THE UK is the European hotbed of investment and innovation in low-carbon technologies, attracting 41% of the total venture-capital and private-equity investment in low-carbon small and medium-sized enterprises in the EU, according to a new report.
The research, commissioned by Shell Springboard, also reveals that the global sustainable-energy market opportunity could reach £2,000billion a year by 2030.
Key findings include:
Britain’s low-carbon technology market could, on the basis of current carbon-reduction targets, grow by 30% year-on-year until 2020.
The market opportunity could reach £2,000billion per annum globally if the world acts to stem climate change. By comparison, steel sales are currently worth £1,200billion per annum and wheat sales £520billion.

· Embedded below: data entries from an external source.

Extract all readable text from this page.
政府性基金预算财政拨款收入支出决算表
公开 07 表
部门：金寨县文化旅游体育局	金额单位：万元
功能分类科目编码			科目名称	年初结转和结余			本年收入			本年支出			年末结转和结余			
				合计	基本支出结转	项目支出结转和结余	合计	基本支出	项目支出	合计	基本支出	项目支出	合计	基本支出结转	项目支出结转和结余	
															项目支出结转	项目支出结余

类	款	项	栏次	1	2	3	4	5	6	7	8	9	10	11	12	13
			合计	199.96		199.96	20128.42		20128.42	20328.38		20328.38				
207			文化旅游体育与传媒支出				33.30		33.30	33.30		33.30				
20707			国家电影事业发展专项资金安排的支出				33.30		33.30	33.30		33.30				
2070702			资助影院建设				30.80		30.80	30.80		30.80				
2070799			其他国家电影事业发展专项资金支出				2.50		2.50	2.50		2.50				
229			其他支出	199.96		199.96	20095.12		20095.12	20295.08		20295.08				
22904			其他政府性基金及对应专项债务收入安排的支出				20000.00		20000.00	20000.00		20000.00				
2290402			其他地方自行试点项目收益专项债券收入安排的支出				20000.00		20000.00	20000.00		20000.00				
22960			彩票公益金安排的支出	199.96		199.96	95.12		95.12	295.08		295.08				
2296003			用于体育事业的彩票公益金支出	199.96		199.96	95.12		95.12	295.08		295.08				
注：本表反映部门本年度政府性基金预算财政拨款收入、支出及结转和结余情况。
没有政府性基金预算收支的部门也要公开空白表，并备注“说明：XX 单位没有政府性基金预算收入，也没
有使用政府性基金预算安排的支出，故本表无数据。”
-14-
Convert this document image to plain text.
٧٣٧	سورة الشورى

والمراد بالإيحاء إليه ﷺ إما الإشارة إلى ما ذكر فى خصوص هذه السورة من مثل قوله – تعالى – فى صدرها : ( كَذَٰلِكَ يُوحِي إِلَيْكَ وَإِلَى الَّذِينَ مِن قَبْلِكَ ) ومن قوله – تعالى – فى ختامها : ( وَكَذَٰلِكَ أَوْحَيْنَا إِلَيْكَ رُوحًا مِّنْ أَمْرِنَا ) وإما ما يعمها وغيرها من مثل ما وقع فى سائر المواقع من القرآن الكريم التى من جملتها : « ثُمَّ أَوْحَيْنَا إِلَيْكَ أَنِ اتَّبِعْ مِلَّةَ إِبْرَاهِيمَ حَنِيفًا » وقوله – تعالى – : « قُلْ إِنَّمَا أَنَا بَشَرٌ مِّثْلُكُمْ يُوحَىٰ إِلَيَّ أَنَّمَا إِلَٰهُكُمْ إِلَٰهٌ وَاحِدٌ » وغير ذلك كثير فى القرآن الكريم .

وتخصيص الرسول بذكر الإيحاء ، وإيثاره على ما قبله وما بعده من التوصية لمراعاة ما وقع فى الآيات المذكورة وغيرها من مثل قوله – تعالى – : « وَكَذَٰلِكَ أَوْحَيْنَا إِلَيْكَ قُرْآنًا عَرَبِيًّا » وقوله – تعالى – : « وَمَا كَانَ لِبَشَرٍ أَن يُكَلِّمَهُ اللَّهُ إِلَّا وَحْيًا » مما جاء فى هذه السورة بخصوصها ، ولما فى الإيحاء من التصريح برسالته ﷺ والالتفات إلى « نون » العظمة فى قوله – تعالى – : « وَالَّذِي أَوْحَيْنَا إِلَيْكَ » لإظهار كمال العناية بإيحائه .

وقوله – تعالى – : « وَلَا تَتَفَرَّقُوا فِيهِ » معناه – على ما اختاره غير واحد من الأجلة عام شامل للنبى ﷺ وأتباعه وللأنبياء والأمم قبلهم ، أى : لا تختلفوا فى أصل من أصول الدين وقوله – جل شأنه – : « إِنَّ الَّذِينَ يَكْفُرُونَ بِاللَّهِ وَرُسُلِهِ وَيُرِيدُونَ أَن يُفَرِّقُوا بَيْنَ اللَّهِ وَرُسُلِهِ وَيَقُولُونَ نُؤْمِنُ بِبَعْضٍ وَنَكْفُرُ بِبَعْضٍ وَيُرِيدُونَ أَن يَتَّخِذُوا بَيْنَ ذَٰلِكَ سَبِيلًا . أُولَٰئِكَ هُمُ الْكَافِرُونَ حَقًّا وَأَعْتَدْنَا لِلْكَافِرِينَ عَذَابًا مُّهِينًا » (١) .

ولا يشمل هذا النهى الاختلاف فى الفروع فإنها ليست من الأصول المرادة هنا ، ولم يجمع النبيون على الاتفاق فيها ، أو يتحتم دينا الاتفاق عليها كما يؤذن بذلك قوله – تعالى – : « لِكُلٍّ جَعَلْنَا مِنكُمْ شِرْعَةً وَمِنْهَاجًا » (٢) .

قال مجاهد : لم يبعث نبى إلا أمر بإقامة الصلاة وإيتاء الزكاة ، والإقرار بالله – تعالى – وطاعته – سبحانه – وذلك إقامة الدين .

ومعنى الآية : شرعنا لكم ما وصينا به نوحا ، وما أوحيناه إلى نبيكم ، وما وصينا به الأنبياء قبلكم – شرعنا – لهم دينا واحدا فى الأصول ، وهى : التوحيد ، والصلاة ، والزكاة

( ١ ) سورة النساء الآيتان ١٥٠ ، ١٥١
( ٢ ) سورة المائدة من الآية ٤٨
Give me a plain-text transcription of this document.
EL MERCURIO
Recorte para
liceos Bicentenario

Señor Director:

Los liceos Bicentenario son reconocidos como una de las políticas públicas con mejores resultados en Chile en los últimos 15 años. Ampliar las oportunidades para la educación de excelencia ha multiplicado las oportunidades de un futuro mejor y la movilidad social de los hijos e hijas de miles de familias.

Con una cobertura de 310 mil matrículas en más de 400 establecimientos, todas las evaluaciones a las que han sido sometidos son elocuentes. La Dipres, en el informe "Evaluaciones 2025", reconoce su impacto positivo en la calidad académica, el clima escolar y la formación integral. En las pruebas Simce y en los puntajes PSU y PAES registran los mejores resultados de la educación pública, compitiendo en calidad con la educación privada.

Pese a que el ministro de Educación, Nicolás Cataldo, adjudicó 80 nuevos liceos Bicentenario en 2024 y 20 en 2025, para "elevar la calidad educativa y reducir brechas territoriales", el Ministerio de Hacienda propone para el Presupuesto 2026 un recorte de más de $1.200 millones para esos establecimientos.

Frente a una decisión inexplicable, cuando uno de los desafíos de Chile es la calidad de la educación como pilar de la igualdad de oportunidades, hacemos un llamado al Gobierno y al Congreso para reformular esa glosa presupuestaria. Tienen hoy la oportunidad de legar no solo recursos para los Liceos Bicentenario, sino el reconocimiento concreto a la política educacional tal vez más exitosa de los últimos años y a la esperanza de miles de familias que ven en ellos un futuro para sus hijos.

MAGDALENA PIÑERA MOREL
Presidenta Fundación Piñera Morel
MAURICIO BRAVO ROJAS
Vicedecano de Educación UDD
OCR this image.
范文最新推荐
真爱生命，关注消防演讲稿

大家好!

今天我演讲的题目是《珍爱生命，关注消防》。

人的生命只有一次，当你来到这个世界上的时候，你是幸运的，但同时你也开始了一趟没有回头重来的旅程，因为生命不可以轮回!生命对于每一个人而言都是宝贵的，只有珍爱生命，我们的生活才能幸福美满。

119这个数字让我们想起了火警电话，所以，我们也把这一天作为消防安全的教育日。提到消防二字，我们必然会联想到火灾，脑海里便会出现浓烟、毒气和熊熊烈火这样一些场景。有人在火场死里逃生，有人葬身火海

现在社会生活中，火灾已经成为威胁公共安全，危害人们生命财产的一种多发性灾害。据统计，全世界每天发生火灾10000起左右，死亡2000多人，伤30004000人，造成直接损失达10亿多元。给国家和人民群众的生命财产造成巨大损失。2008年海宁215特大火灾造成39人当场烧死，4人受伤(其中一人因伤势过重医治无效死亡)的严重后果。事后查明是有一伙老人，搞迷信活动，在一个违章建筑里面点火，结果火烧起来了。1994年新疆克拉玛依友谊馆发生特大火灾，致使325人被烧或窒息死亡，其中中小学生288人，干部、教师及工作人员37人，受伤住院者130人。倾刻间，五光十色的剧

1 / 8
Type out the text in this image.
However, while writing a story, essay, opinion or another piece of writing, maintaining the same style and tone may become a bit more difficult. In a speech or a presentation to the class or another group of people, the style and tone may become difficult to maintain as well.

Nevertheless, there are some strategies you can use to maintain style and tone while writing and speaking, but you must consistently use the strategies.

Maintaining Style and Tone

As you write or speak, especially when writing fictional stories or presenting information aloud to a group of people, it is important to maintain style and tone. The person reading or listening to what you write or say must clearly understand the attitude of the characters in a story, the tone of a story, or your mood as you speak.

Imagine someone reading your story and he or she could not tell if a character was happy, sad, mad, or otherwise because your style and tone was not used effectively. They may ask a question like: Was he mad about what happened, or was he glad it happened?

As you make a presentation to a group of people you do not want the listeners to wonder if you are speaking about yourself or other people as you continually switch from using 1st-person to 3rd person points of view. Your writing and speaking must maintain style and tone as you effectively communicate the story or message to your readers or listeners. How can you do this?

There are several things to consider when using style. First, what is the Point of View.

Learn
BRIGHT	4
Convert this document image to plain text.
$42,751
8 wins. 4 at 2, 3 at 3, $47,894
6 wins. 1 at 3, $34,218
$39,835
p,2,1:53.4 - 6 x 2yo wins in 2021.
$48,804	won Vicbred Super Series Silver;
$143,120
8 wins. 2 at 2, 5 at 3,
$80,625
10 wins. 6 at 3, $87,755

2007 was a record year for investment in sustainable energy, with total global investment growing from £50billion in 2006 to £74billion last year.
UK companies attracted more than £1billion of venture capital and private equity into renewable energy and energy-efficiency technologies in 2007. That was more than twice any other European country and 41% of the EU total.
Climate change entrepreneurship could be a bigger, more sustainable opportunity than the dotcom boom of the late 1990s, when global sales of personal computers were growing at 15-20% a year, as compared with the 30% potential annual growth in low-carbon technologies in the UK between now and 2020.
James Smith, chairman of Shell UK, said: “We have to tackle climate change and that creates a big opportunity for small business. This research shows the size of the prize and that British business ingenuity is already making an impact.”